Interrogée, la préfecture de police et les cadres en charge de l’ordre public affirment que l’installation du Bastion Social dans le centre-ville ne génère aucune modification des pratiques policières:
«Nous connaissons bien les milieux antifa et royaliste de Marseille. Nous savons quels sont les militants qui sont susceptibles de poser problème.
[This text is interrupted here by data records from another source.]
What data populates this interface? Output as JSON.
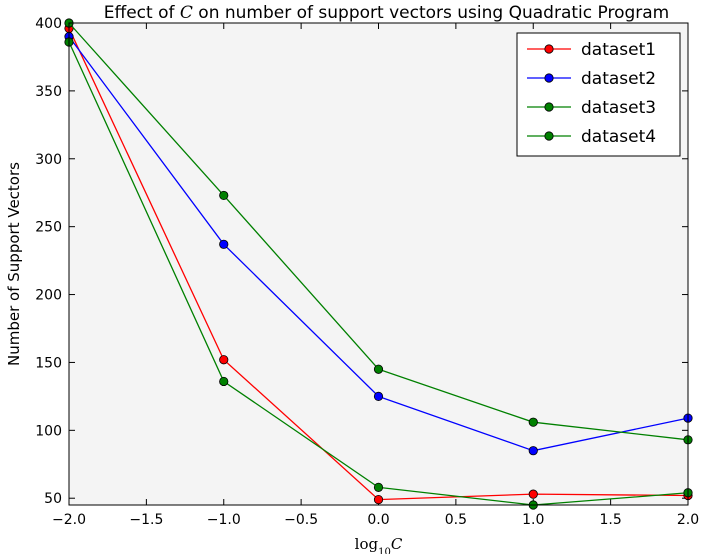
{
  "chart_data": {
    "type": "line",
    "title_prefix": "Effect of ",
    "title_var": "C",
    "title_suffix": " on number of support vectors using Quadratic Program",
    "xlabel_prefix": "log",
    "xlabel_sub": "10",
    "xlabel_var": "C",
    "ylabel": "Number of Support Vectors",
    "x": [
      -2.0,
      -1.0,
      0.0,
      1.0,
      2.0
    ],
    "xlim": [
      -2.0,
      2.0
    ],
    "ylim": [
      45,
      400
    ],
    "xticks": [
      "−2.0",
      "−1.5",
      "−1.0",
      "−0.5",
      "0.0",
      "0.5",
      "1.0",
      "1.5",
      "2.0"
    ],
    "xtick_values": [
      -2.0,
      -1.5,
      -1.0,
      -0.5,
      0.0,
      0.5,
      1.0,
      1.5,
      2.0
    ],
    "yticks": [
      "50",
      "100",
      "150",
      "200",
      "250",
      "300",
      "350",
      "400"
    ],
    "ytick_values": [
      50,
      100,
      150,
      200,
      250,
      300,
      350,
      400
    ],
    "grid": false,
    "legend_position": "top-right",
    "plot_background": "#f4f4f4",
    "series": [
      {
        "name": "dataset1",
        "color": "#ff0000",
        "values": [
          396,
          152,
          49,
          53,
          52
        ]
      },
      {
        "name": "dataset2",
        "color": "#0000ff",
        "values": [
          390,
          237,
          125,
          85,
          109
        ]
      },
      {
        "name": "dataset3",
        "color": "#008000",
        "values": [
          386,
          136,
          58,
          45,
          54
        ]
      },
      {
        "name": "dataset4",
        "color": "#008000",
        "values": [
          400,
          273,
          145,
          106,
          93
        ]
      }
    ]
  }
}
Nous les surveillons depuis longtemps et continuerons à le faire avec la même attention, mais sans exagérer une menace qui est souvent auto-entretenue par les groupes antagonistes eux-mêmes», explique un fonctionnaire de police en charge de l’ordre public.
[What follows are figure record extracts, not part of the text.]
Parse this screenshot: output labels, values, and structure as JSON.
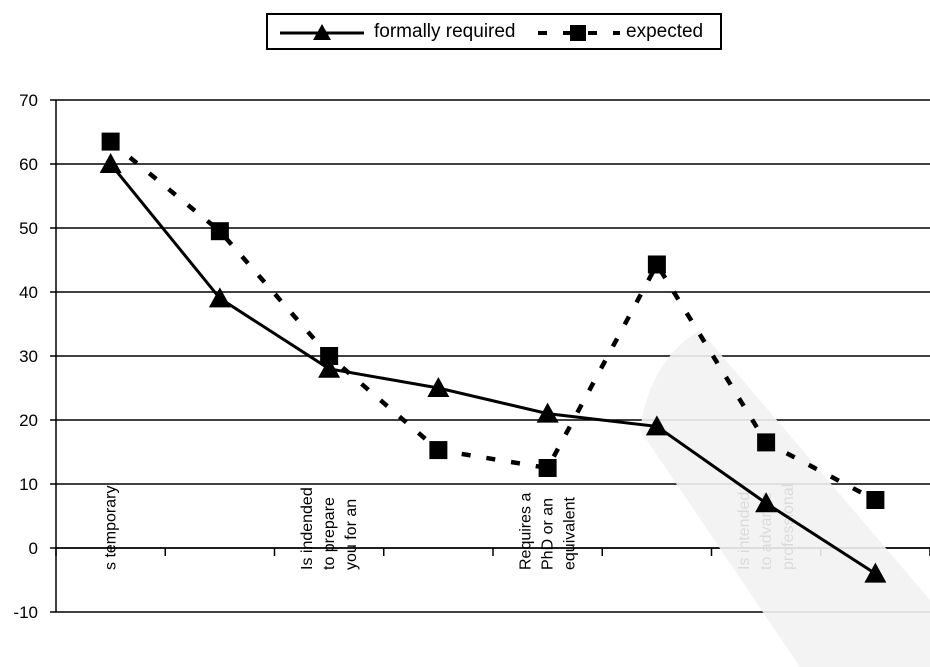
{
  "chart_data": {
    "type": "line",
    "categories": [
      "s temporary",
      "",
      "Is indended to prepare you for an",
      "",
      "Requires a PhD or an equivalent",
      "",
      "Is intended to advance professional",
      ""
    ],
    "category_lines": [
      [
        "s temporary"
      ],
      [],
      [
        "Is indended",
        "to prepare",
        "you for an"
      ],
      [],
      [
        "Requires a",
        "PhD or an",
        "equivalent"
      ],
      [],
      [
        "Is intended",
        "to advance",
        "professional"
      ],
      []
    ],
    "ylim": [
      -10,
      70
    ],
    "yticks": [
      -10,
      0,
      10,
      20,
      30,
      40,
      50,
      60,
      70
    ],
    "grid": true,
    "legend_position": "top-center",
    "series": [
      {
        "name": "formally required",
        "marker": "triangle",
        "style": "solid",
        "color": "#000000",
        "values": [
          60,
          39,
          28,
          25,
          21,
          19,
          7,
          -4
        ]
      },
      {
        "name": "expected",
        "marker": "square",
        "style": "dashed",
        "color": "#000000",
        "values": [
          63.5,
          49.5,
          30,
          15.3,
          12.5,
          44.3,
          16.5,
          7.5
        ]
      }
    ]
  }
}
Autre interrogation: quelle sera la réaction de l’élu frontiste Stéphane Ravier, qui avait soutenu le Bastion Social de Strasbourg en mai 2017, à l’annonce de l’ouverture prochaine du Bastion Social?
La légitimité accordée par un élu de la République à des groupes radicaux parfois violents contribue largement à leur ancrage territorial. C’est sur cet ancrage et cette légitimité que CasaPound s’est appuyée pour asseoir son expansion et sa normalisation.
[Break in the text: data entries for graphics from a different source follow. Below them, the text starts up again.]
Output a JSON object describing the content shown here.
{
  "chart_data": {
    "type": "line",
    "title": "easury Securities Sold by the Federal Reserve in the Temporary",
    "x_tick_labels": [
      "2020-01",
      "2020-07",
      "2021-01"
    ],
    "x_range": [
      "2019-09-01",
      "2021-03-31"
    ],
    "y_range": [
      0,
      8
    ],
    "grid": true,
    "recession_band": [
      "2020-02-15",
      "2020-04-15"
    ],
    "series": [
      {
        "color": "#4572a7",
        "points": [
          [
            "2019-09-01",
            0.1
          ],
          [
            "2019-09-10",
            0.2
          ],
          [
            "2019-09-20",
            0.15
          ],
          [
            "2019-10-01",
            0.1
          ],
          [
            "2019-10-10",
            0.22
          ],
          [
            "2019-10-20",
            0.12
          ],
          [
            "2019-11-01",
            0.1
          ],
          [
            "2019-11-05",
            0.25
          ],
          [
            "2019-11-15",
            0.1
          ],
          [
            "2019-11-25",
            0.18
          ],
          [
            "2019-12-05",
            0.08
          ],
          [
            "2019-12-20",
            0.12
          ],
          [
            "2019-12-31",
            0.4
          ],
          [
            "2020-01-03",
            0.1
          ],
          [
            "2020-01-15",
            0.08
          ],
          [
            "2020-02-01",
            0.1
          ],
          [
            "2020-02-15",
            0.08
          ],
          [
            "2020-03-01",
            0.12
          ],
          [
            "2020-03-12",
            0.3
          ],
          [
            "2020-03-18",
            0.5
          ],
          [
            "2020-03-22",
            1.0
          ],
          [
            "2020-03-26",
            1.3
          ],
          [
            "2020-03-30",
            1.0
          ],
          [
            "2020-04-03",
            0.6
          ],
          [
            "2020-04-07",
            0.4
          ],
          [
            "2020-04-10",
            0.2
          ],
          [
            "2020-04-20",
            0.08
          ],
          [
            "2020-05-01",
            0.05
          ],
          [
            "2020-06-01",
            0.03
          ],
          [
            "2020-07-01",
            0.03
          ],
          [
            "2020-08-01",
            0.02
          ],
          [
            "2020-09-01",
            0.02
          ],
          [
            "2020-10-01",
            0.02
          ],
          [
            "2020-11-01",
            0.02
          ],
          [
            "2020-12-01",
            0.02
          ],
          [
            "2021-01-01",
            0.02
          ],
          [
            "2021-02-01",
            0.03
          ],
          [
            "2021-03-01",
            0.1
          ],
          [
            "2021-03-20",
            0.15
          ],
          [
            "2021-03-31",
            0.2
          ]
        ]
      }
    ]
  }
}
Rien ne permet d’affirmer que ce pari sera gagné par le Bastion Social, mais à l’heure où Matteo Salvini, leader du parti d'extrême droite de la Ligue du Nord, pourrait être président du Conseil en Italie, il convient de comprendre le rôle des groupes radicaux extraparlementaires: rendre acceptables des idées et des pratiques radicales par l’intermédiaire des partis institutionnalisés.